The researchers argue the attack is systemic and “eliminating the risk entirely seems to be a complicated task.”
That said, Harris suggests several strategies for solving the problem, or at least ameliorating it if the issue can’t be stomped out entirely. One is increasing the HTLC deadline so it is easier for a user tp counter the attacker via the Bitcoin blockchain in time.
Lightning Network watchtower Teos developer Sergi Delgado told CoinDesk that so-called “anchor outputs,” an in-progress upgrade, could also make the attack much harder.
Anchor outputs would allow users to bump up their transaction fee to get the transaction into the Bitcoin blockchain faster. This step would make it more difficult for the attacker to prevent a counter-transaction from being sent to the blockchain.
“The current, simple version of anchors doesn’t fix it […], but a more mature version should,” Delgado said.

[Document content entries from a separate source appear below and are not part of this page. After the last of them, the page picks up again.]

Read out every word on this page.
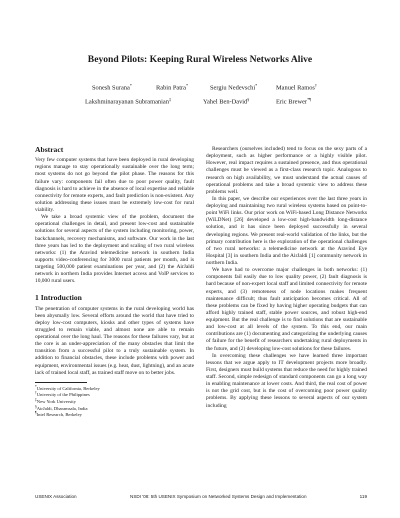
Beyond Pilots: Keeping Rural Wireless Networks Alive
Sonesh Surana*	Rabin Patra*	Sergiu Nedevschi*	Manuel Ramos†
Lakshminarayanan Subramanian‡	Yahel Ben-David§	Eric Brewer*¶
Abstract

Very few computer systems that have been deployed in rural developing regions manage to stay operationally sustainable over the long term; most systems do not go beyond the pilot phase. The reasons for this failure vary: components fail often due to poor power quality, fault diagnosis is hard to achieve in the absence of local expertise and reliable connectivity for remote experts, and fault prediction is non-existent. Any solution addressing these issues must be extremely low-cost for rural viability.

We take a broad systemic view of the problem, document the operational challenges in detail, and present low-cost and sustainable solutions for several aspects of the system including monitoring, power, backchannels, recovery mechanisms, and software. Our work in the last three years has led to the deployment and scaling of two rural wireless networks: (1) the Aravind telemedicine network in southern India supports video-conferencing for 3000 rural patients per month, and is targeting 500,000 patient examinations per year, and (2) the AirJaldi network in northern India provides Internet access and VoIP services to 10,000 rural users.

1 Introduction

The penetration of computer systems in the rural developing world has been abysmally low. Several efforts around the world that have tried to deploy low-cost computers, kiosks and other types of systems have struggled to remain viable, and almost none are able to remain operational over the long haul. The reasons for these failures vary, but at the core is an under-appreciation of the many obstacles that limit the transition from a successful pilot to a truly sustainable system. In addition to financial obstacles, these include problems with power and equipment, environmental issues (e.g. heat, dust, lightning), and an acute lack of trained local staff, as trained staff move on to better jobs.

*University of California, Berkeley

†University of the Philippines

‡New York University

§AirJaldi, Dharamsala, India

¶Intel Research, Berkeley

Researchers (ourselves included) tend to focus on the sexy parts of a deployment, such as higher performance or a highly visible pilot. However, real impact requires a sustained presence, and thus operational challenges must be viewed as a first-class research topic. Analogous to research on high availability, we must understand the actual causes of operational problems and take a broad systemic view to address these problems well.

In this paper, we describe our experiences over the last three years in deploying and maintaining two rural wireless systems based on point-to-point WiFi links. Our prior work on WiFi-based Long Distance Networks (WiLDNet) [26] developed a low-cost high-bandwidth long-distance solution, and it has since been deployed successfully in several developing regions. We present real-world validation of the links, but the primary contribution here is the exploration of the operational challenges of two rural networks: a telemedicine network at the Aravind Eye Hospital [3] in southern India and the AirJaldi [1] community network in northern India.

We have had to overcome major challenges in both networks: (1) components fail easily due to low quality power, (2) fault diagnosis is hard because of non-expert local staff and limited connectivity for remote experts, and (3) remoteness of node locations makes frequent maintenance difficult; thus fault anticipation becomes critical. All of these problems can be fixed by having higher operating budgets that can afford highly trained staff, stable power sources, and robust high-end equipment. But the real challenge is to find solutions that are sustainable and low-cost at all levels of the system. To this end, our main contributions are (1) documenting and categorizing the underlying causes of failure for the benefit of researchers undertaking rural deployments in the future, and (2) developing low-cost solutions for these failures.

In overcoming these challenges we have learned three important lessons that we argue apply to IT development projects more broadly. First, designers must build systems that reduce the need for highly trained staff. Second, simple redesign of standard components can go a long way in enabling maintenance at lower costs. And third, the real cost of power is not the grid cost, but is the cost of overcoming poor power quality problems. By applying these lessons to several aspects of our system including

USENIX Association	NSDI '08: 5th USENIX Symposium on Networked Systems Design and Implementation	119
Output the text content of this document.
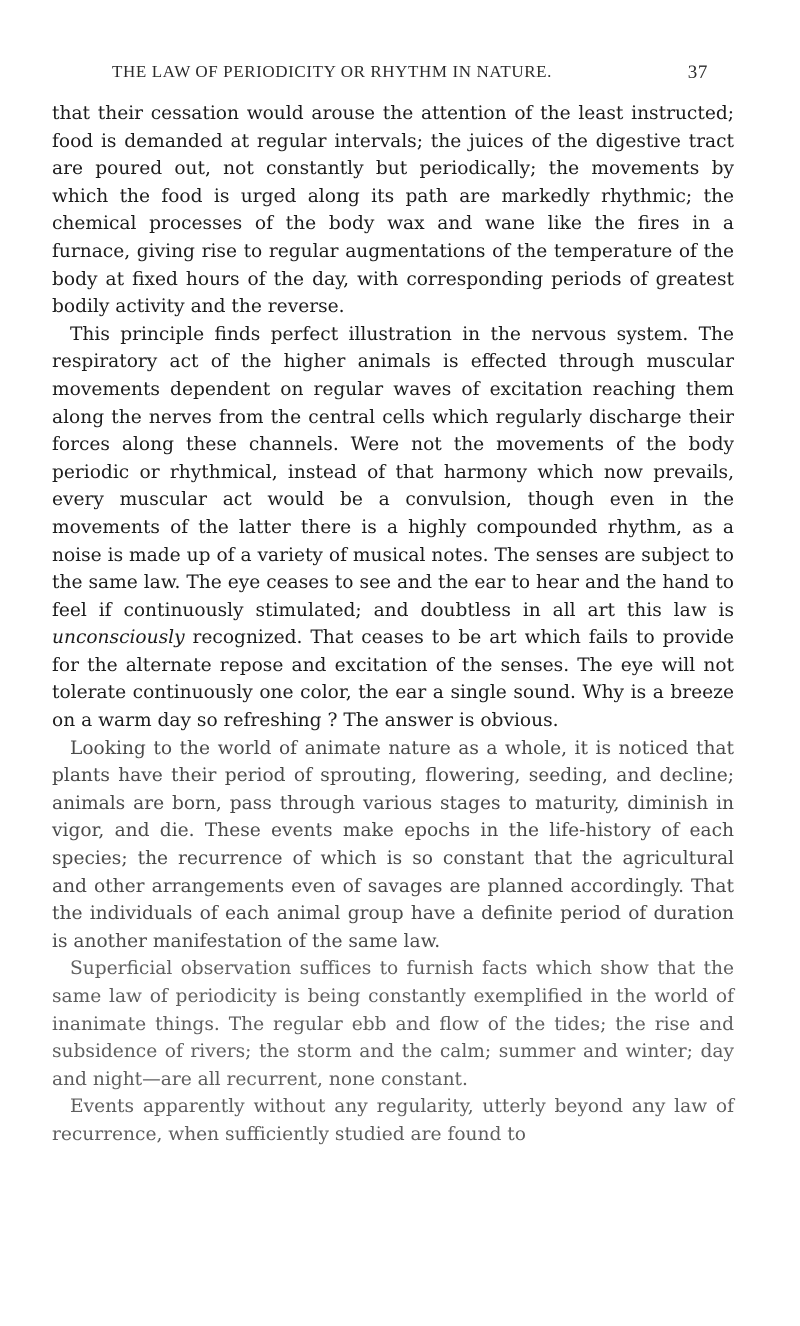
THE LAW OF PERIODICITY OR RHYTHM IN NATURE.	37

that their cessation would arouse the attention of the least instructed; food is demanded at regular intervals; the juices of the digestive tract are poured out, not constantly but periodically; the movements by which the food is urged along its path are markedly rhythmic; the chemical processes of the body wax and wane like the fires in a furnace, giving rise to regular augmentations of the temperature of the body at fixed hours of the day, with corresponding periods of greatest bodily activity and the reverse.

This principle finds perfect illustration in the nervous system. The respiratory act of the higher animals is effected through muscular movements dependent on regular waves of excitation reaching them along the nerves from the central cells which regularly discharge their forces along these channels. Were not the movements of the body periodic or rhythmical, instead of that harmony which now prevails, every muscular act would be a convulsion, though even in the movements of the latter there is a highly compounded rhythm, as a noise is made up of a variety of musical notes. The senses are subject to the same law. The eye ceases to see and the ear to hear and the hand to feel if continuously stimulated; and doubtless in all art this law is unconsciously recognized. That ceases to be art which fails to provide for the alternate repose and excitation of the senses. The eye will not tolerate continuously one color, the ear a single sound. Why is a breeze on a warm day so refreshing ? The answer is obvious.

Looking to the world of animate nature as a whole, it is noticed that plants have their period of sprouting, flowering, seeding, and decline; animals are born, pass through various stages to maturity, diminish in vigor, and die. These events make epochs in the life-history of each species; the recurrence of which is so constant that the agricultural and other arrangements even of savages are planned accordingly. That the individuals of each animal group have a definite period of duration is another manifestation of the same law.

Superficial observation suffices to furnish facts which show that the same law of periodicity is being constantly exemplified in the world of inanimate things. The regular ebb and flow of the tides; the rise and subsidence of rivers; the storm and the calm; summer and winter; day and night—are all recurrent, none constant.

Events apparently without any regularity, utterly beyond any law of recurrence, when sufficiently studied are found to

The Lightning Network could significantly improve bitcoin payments by speeding them and scaling Bitcoin as a whole so more people can use the digital currency at once. But many argue the network isn’t ready for prime time. As the network grows, researchers are exploring problems like this one in the hopes that one day they can be fixed.
With these and other potential improvements, Harris thinks there’s hope. But it will take some work. “I believe the Lightning Network is here to stay, but of course more work is required in order to minimize the potential of such threats before [Lightning] could become mainstream. There are ongoing discussions in the community around this and I believe we are on the right track,” Harris said.